Il pacchetto è l’ultimo tentativo di Kishida di placare gli elettori critici nei confronti della sua gestione dell’inflazione. La crescita dei prezzi, la più rapida degli ultimi decenni, ha infatti superato gli aumenti salariali.
Da cosa è composto il pacchetto
Kishida in una conferenza stampa giovedì ha detto:
Non abbiamo ancora raggiunto un ciclo virtuoso di crescita. Il problema più grande che abbiamo è che i salari non sono riusciti a tenere il passo con l’inflazione
Parte fondamentale del pacchetto sono gli sgravi fiscali sul reddito e sull’abitazione per un valore di 3,5 trilioni di yen e gli aiuti aggiuntivi per le famiglie a basso reddito, oltre ad agevolazioni fiscali per le imprese che investono in aree considerate strategicamente importanti. Inoltre, il pacchetto comprende un taglio fiscale temporaneo di 40.000 yen (266 dollari) a persona a partire dal prossimo giugno e pagamenti di 70.000 yen (465 dollari) alle famiglie a basso reddito, nonché sussidi per la benzina e le bollette. Includendo la spesa dei governi locali e i prestiti garantiti dallo Stato, la dimensione del pacchetto ammonterà a 21,8 trilioni di yen.
Si prevede che le misure stimoleranno l’economia dell’1,2% ogni anno per i prossimi tre anni attraverso un incremento di 19 trilioni di yen per l’economia in totale, secondo i calcoli del gabinetto. Si prevede inoltre che ridurranno l’inflazione complessiva di 1 punto percentuale mentre saranno in vigore i sussidi legati all’energia, in gran parte fino ad aprile per ora.

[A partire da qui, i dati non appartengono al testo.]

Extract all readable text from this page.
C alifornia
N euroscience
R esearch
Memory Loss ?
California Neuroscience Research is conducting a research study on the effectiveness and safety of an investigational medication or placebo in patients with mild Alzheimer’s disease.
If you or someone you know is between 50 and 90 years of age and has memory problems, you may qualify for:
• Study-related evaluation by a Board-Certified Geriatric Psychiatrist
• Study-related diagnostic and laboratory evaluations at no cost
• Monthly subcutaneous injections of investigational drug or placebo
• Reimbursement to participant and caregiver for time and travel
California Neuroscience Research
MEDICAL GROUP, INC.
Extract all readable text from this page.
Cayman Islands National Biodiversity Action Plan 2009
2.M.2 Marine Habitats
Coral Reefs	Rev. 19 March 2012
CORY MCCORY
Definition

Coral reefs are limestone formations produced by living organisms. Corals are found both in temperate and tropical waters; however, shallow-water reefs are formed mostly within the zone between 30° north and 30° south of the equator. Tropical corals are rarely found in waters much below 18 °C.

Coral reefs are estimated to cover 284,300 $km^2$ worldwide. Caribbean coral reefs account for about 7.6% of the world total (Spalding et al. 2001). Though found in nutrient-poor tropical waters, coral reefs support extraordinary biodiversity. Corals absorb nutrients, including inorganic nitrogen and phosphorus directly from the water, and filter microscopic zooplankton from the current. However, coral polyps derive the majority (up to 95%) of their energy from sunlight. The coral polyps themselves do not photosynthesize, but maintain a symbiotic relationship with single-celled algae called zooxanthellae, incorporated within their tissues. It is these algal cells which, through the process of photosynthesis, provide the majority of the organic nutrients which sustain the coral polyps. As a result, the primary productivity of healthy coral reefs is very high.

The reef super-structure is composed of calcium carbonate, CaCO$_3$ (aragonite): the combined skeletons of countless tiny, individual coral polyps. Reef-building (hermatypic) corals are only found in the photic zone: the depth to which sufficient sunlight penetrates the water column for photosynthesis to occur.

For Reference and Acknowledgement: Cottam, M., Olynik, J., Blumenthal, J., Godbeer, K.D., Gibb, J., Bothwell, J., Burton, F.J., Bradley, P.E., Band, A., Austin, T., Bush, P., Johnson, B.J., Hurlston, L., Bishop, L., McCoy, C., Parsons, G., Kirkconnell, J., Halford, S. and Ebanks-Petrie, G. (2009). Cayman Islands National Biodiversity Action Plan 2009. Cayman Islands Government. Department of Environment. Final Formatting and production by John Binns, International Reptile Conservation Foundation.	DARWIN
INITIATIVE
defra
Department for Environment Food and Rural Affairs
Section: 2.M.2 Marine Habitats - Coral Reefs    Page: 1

Tagli a tasse e imposte sulle casa, aiuti su benzina e bollette
L’inflazione, causata dall’incremento dei prezzi delle materie prime, ha superato il target del 2% fissato dalla Banca centrale per oltre un anno, mettendo a dura prova la spesa dei consumatori e offuscando le prospettive di un’economia che stenta a riprendersi dagli impatti lasciati dalla pandemia di Covid.

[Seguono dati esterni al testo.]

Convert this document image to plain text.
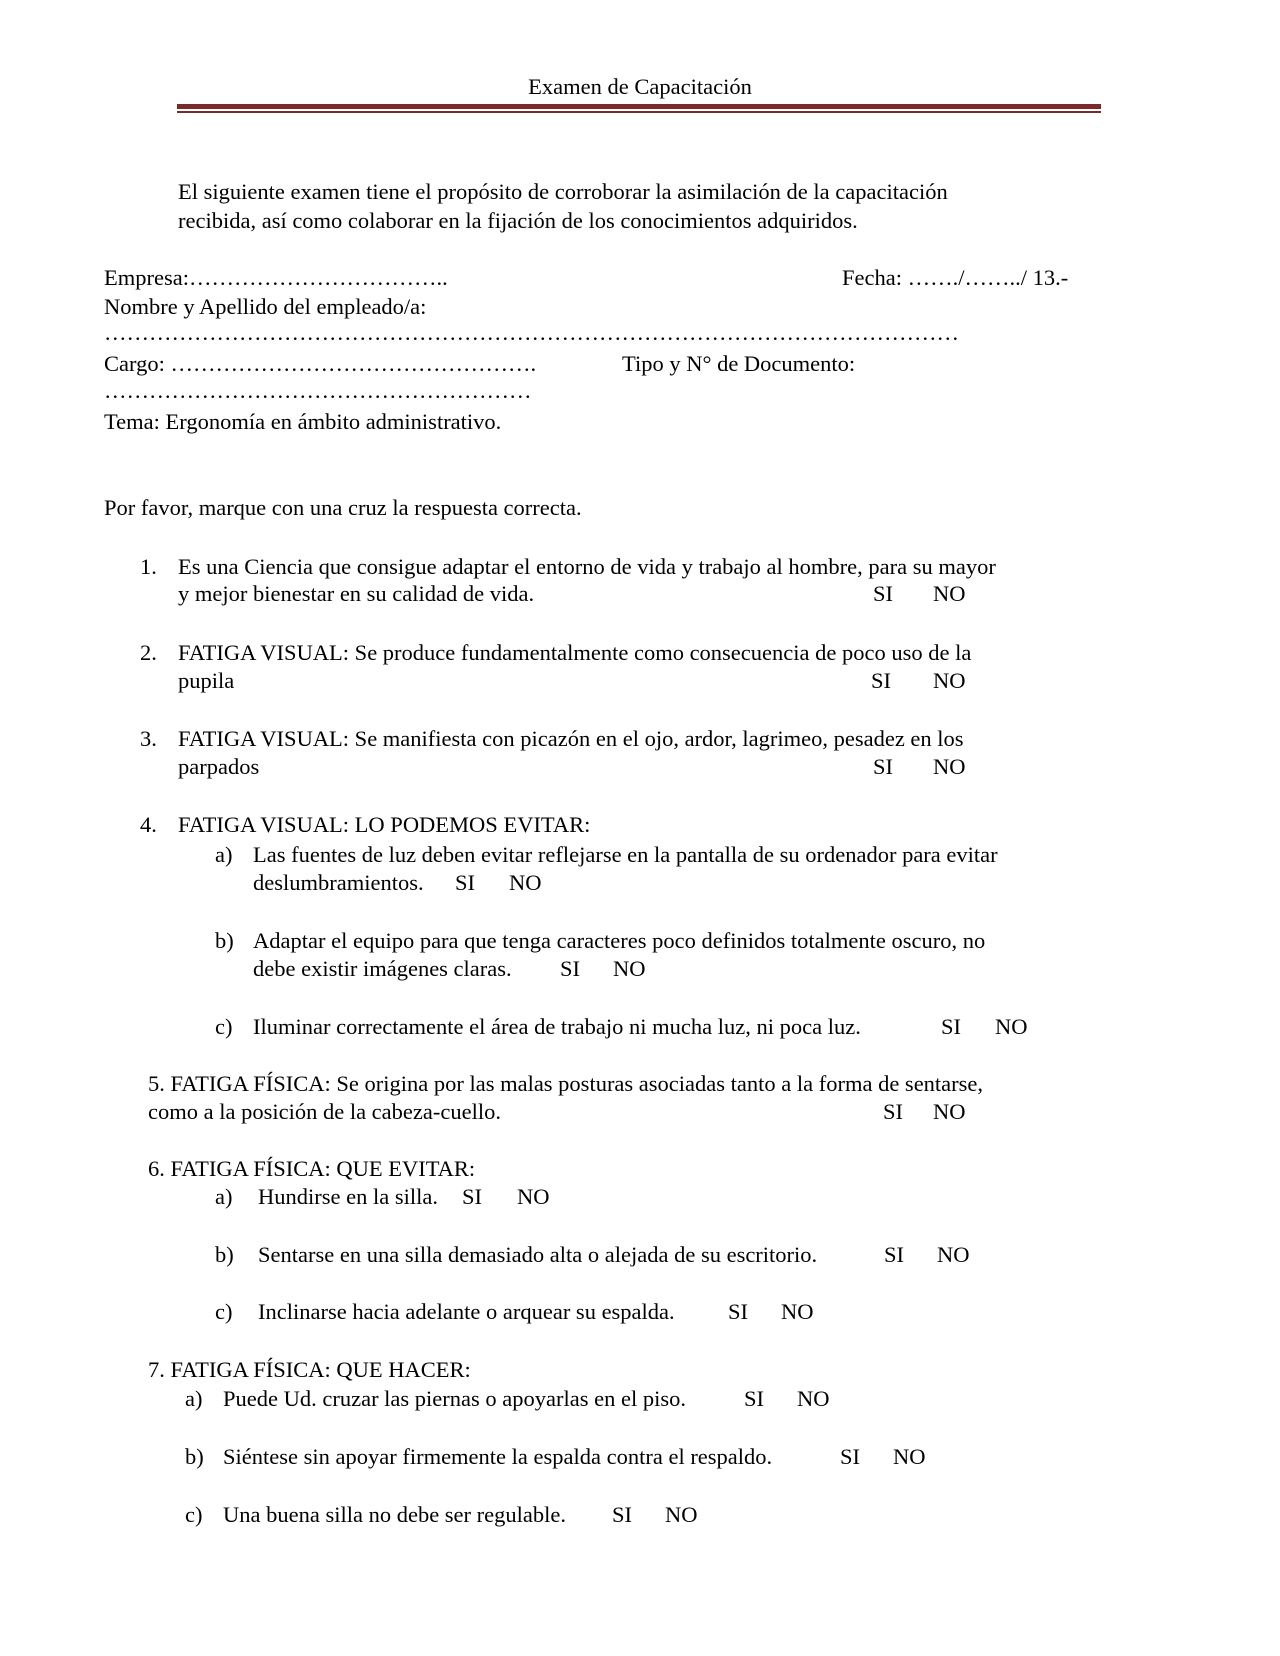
Examen de Capacitación
El siguiente examen tiene el propósito de corroborar la asimilación de la capacitación
recibida, así como colaborar en la fijación de los conocimientos adquiridos.
Empresa:……………………………..	Fecha: ……./……../ 13.-
Nombre y Apellido del empleado/a:
……………………………………………………………………………………………………
Cargo: ………………………………………….	Tipo y N° de Documento:
…………………………………………………
Tema: Ergonomía en ámbito administrativo.
Por favor, marque con una cruz la respuesta correcta.
1. Es una Ciencia que consigue adaptar el entorno de vida y trabajo al hombre, para su mayor
y mejor bienestar en su calidad de vida.	SI NO
2. FATIGA VISUAL: Se produce fundamentalmente como consecuencia de poco uso de la
pupila	SI NO
3. FATIGA VISUAL: Se manifiesta con picazón en el ojo, ardor, lagrimeo, pesadez en los
parpados	SI NO
4. FATIGA VISUAL: LO PODEMOS EVITAR:
a) Las fuentes de luz deben evitar reflejarse en la pantalla de su ordenador para evitar
deslumbramientos. SI NO
b) Adaptar el equipo para que tenga caracteres poco definidos totalmente oscuro, no
debe existir imágenes claras. SI NO
c) Iluminar correctamente el área de trabajo ni mucha luz, ni poca luz.	SI NO
5. FATIGA FÍSICA: Se origina por las malas posturas asociadas tanto a la forma de sentarse,
como a la posición de la cabeza-cuello.	SI NO
6. FATIGA FÍSICA: QUE EVITAR:
a) Hundirse en la silla. SI NO
b) Sentarse en una silla demasiado alta o alejada de su escritorio.	SI NO
c) Inclinarse hacia adelante o arquear su espalda. SI NO
7. FATIGA FÍSICA: QUE HACER:
a) Puede Ud. cruzar las piernas o apoyarlas en el piso.	SI NO
b) Siéntese sin apoyar firmemente la espalda contra el respaldo.	SI NO
c) Una buena silla no debe ser regulable. SI NO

Dato che gli aumenti salariali avvengono troppo lentamente per compensare l’incremento dei prezzi, il primo ministro Kishida ha affermato che il governo cercherà di attenuare l’impatto “restituendo alle famiglie una parte dei previsti incrementi delle entrate fiscali ottenuti grazie a una solida crescita economica“. Tuttavia, gli esperti dubitano che i circa 5.000 miliardi di yen destinati a tagli fiscali e sussidi possano fare molto per stimolare i consumi e la crescita economica del Giappone.
I dubbi del Giappone sull’efficacia di questa misura
Ma non tutti esultano per questo pacchetto anti-inflazione. Takahide Kiuchi, ex membro del consiglio della Banca del Giappone e attualmente economista presso il Nomura Research Institute, prevede che le misure aumenteranno il PIL solo dello 0,19% per l’anno, una misura che non sposterà molto l’economia del paese. “Con l’output gap del Giappone che è diventato positivo tra aprile e giugno, l’economia non ha bisogno di un pacchetto di stimoli”, ha affermato alla Cnbc.

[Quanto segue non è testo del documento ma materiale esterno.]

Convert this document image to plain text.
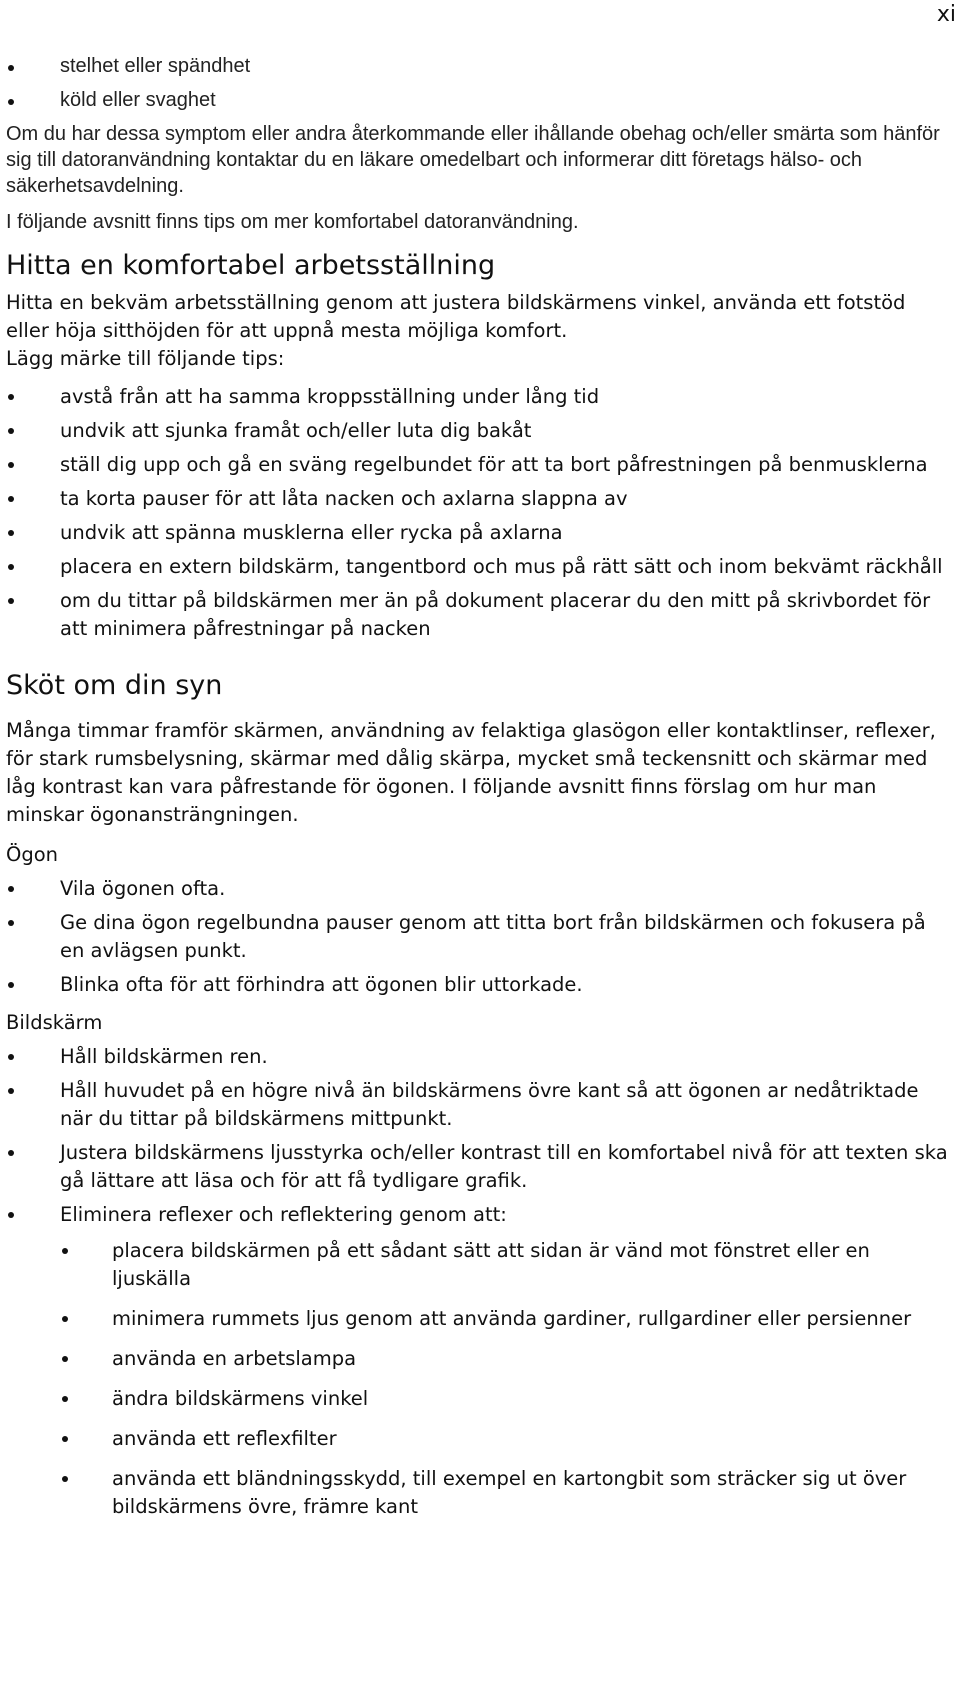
xi

stelhet eller spändhet
köld eller svaghet

Om du har dessa symptom eller andra återkommande eller ihållande obehag och/eller smärta som hänför sig till datoranvändning kontaktar du en läkare omedelbart och informerar ditt företags hälso- och säkerhetsavdelning.

I följande avsnitt finns tips om mer komfortabel datoranvändning.

Hitta en komfortabel arbetsställning

Hitta en bekväm arbetsställning genom att justera bildskärmens vinkel, använda ett fotstöd eller höja sitthöjden för att uppnå mesta möjliga komfort.

Lägg märke till följande tips:

avstå från att ha samma kroppsställning under lång tid
undvik att sjunka framåt och/eller luta dig bakåt
ställ dig upp och gå en sväng regelbundet för att ta bort påfrestningen på benmusklerna
ta korta pauser för att låta nacken och axlarna slappna av
undvik att spänna musklerna eller rycka på axlarna
placera en extern bildskärm, tangentbord och mus på rätt sätt och inom bekvämt räckhåll
om du tittar på bildskärmen mer än på dokument placerar du den mitt på skrivbordet för att minimera påfrestningar på nacken
Sköt om din syn

Många timmar framför skärmen, användning av felaktiga glasögon eller kontaktlinser, reflexer, för stark rumsbelysning, skärmar med dålig skärpa, mycket små teckensnitt och skärmar med låg kontrast kan vara påfrestande för ögonen. I följande avsnitt finns förslag om hur man minskar ögonansträngningen.

Ögon

Vila ögonen ofta.
Ge dina ögon regelbundna pauser genom att titta bort från bildskärmen och fokusera på en avlägsen punkt.
Blinka ofta för att förhindra att ögonen blir uttorkade.

Bildskärm

Håll bildskärmen ren.
Håll huvudet på en högre nivå än bildskärmens övre kant så att ögonen ar nedåtriktade när du tittar på bildskärmens mittpunkt.
Justera bildskärmens ljusstyrka och/eller kontrast till en komfortabel nivå för att texten ska gå lättare att läsa och för att få tydligare grafik.
Eliminera reflexer och reflektering genom att:
placera bildskärmen på ett sådant sätt att sidan är vänd mot fönstret eller en ljuskälla
minimera rummets ljus genom att använda gardiner, rullgardiner eller persienner
använda en arbetslampa
ändra bildskärmens vinkel
använda ett reflexfilter
använda ett bländningsskydd, till exempel en kartongbit som sträcker sig ut över bildskärmens övre, främre kant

La spesa potrebbe inoltre costringere il governo a emettere più obbligazioni e ad aumentare il crescente debito pubblico del Giappone che, con il doppio delle dimensioni della sua economia, è il più grande tra le principali economie.
A questi dubbi si aggiunge il sondaggio del quotidiano Nikkei di questa settimana, il supporto nei confronti di Kishida ai livelli più bassi da quando il premier è entrato in carica due anni fa, al 33%. Secondo il giornale, circa due terzi degli intervistati ritengono inappropriati i piani di riduzione dell’imposta sul reddito contenuti nel pacchetto.
Il pacchetto arriva in un momento in cui Kishida deve ancora chiarire come finanzierà iniziative altre questioni, come l’aumento della spesa per la difesa e il contrasto al calo del tasso di natalità.